Smyth opened Core, on Kensington Park Road, when she finally left the Ramsay empire to start out on her own in 2017. The building has a strong culinary legacy; it was here that Prue Leith opened her eponymous restaurant way back in 1969. The interior, unassuming and filled with potted plants and bookshelves and daubed in hues of white and cream, looks like the reception area of a Dutch bespoke publishing house.
But perhaps the blandness of the space is purposeful, as there is so little to distract your attention from the food, which is some of the most gastronomically astute in London. A tight, ambitious yet economical statement of intent on how far native ingredients can fly.
Take Smyth’s Charlotte potato dish. It’s a spud. A brown one. A regular one, about the size of a pack of playing cards. It sits proudly in a beurre blanc sauce, is daintily dashed with herring roe and stuck with salt and vinegar crisps. It’s a signature dish at Core and is still perhaps Smyth’s greatest attempt so far to turn the mundane into the monumental. The pop of roe, the softness of spud and the lick of salt and crunch; these flavours are at once robust modernity and dewy-eyed nostalgia. A Philippe Starck chair resting on an orange Axminster carpet.
“I love the challenge that comes with making
something spectacular with a carrot or a potato,” says Smyth. “Fine dining can be so pretentious and intimidating sometimes. I wanted to base what I do on nothing more complicated than the things I reach for first in the kitchen and the things I like to eat. A lot of it is about nostalgia and memory for me. Emotions are how you connect with people when it comes to food; it’s more powerful than any luxury ingredient.”
Now a fully paid-up member of the most rarefied of chef circles (she even beat the rest of the country’s top foodie contenders to cook at the royal wedding of Prince Harry and Meghan Markle in 2018), Smyth’s views on the fine dining scene are as refreshing and direct as her food.
“Michelin-starred cooking still is fixated on French cuisine,” she insists. “I want to bring the same level of technical brilliance but with ingredients from our own culture. Being British is important to me and I don’t want to play second fiddle to France. Food tells the story of what’s around us. When people travel to the UK and come to Core I want them to eat things that are British: jellied eels, beef and mince; these are the ingredients with stories behind them. That’s the story of our land and where we’re from.”

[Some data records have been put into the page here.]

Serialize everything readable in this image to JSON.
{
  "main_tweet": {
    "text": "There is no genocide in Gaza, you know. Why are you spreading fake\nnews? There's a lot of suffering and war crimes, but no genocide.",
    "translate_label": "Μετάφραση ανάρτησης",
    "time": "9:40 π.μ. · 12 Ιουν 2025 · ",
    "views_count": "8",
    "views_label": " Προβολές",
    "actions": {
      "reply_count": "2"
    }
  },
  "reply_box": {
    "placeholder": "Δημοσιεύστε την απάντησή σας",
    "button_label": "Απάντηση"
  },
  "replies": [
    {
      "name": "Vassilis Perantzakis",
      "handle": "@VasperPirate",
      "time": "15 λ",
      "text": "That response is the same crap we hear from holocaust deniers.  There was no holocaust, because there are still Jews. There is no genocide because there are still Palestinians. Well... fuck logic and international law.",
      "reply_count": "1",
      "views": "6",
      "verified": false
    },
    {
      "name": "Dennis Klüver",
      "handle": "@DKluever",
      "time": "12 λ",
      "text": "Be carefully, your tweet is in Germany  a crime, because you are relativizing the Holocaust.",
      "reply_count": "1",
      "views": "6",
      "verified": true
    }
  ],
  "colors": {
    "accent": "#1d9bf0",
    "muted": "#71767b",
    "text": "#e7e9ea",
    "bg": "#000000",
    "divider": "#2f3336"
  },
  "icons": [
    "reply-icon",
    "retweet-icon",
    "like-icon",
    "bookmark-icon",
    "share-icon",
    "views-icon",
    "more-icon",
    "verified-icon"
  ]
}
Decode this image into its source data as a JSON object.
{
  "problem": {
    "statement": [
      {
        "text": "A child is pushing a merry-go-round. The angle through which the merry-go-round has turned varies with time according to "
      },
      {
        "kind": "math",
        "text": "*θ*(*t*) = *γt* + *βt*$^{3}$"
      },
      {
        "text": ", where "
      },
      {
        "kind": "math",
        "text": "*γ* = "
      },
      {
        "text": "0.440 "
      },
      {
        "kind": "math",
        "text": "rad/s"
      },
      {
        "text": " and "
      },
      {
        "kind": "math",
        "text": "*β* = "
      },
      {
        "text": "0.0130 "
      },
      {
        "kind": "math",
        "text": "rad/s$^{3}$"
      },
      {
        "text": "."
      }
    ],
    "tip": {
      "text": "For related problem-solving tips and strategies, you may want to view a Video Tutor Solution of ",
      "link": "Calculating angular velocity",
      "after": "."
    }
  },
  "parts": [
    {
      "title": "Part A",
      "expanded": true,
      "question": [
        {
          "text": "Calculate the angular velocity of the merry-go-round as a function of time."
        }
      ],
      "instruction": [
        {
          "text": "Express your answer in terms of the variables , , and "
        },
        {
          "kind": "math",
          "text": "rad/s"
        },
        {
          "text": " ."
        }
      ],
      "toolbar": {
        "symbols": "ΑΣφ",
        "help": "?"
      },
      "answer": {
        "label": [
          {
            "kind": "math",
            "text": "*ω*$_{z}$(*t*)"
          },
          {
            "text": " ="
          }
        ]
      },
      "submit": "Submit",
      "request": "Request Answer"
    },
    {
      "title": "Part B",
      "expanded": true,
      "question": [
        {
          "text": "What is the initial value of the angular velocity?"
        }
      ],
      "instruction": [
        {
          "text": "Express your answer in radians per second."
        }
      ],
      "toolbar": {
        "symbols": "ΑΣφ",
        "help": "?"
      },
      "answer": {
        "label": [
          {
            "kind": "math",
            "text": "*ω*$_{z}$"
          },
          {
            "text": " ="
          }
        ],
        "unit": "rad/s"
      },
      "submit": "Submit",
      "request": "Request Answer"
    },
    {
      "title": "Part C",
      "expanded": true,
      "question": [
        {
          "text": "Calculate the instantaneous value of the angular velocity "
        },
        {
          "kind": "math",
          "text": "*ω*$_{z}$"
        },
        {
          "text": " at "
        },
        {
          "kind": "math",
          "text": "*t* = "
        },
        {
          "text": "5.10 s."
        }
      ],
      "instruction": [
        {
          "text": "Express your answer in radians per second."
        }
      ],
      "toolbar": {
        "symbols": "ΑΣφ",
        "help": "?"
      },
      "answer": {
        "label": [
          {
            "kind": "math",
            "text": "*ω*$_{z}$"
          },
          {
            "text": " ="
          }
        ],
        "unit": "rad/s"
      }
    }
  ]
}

Rushing off to begin yet another lengthy evening service, Smyth leaves me with another piece of her no-nonsense philosophy on food, one that seems to chime perfectly with a close-to-postCovid London where, after a lengthy break from the joys of eating out, we are more grateful than ever for the survival of places that get right the basics of what a restaurant, bar or greasy spoon should be.
“We’re the experts,” Smyth states firmly. “You’re coming here to eat and to be entertained. All the nonsense about fine dining restaurants is gone from Core. And it is all nonsense. I don’t care if customers pronounce the name of the wine or a dish wrong. It absolutely doesn’t matter. Just sit back and enjoy it. Nobody who is paying for their dinner should ever have to do anything more than that.”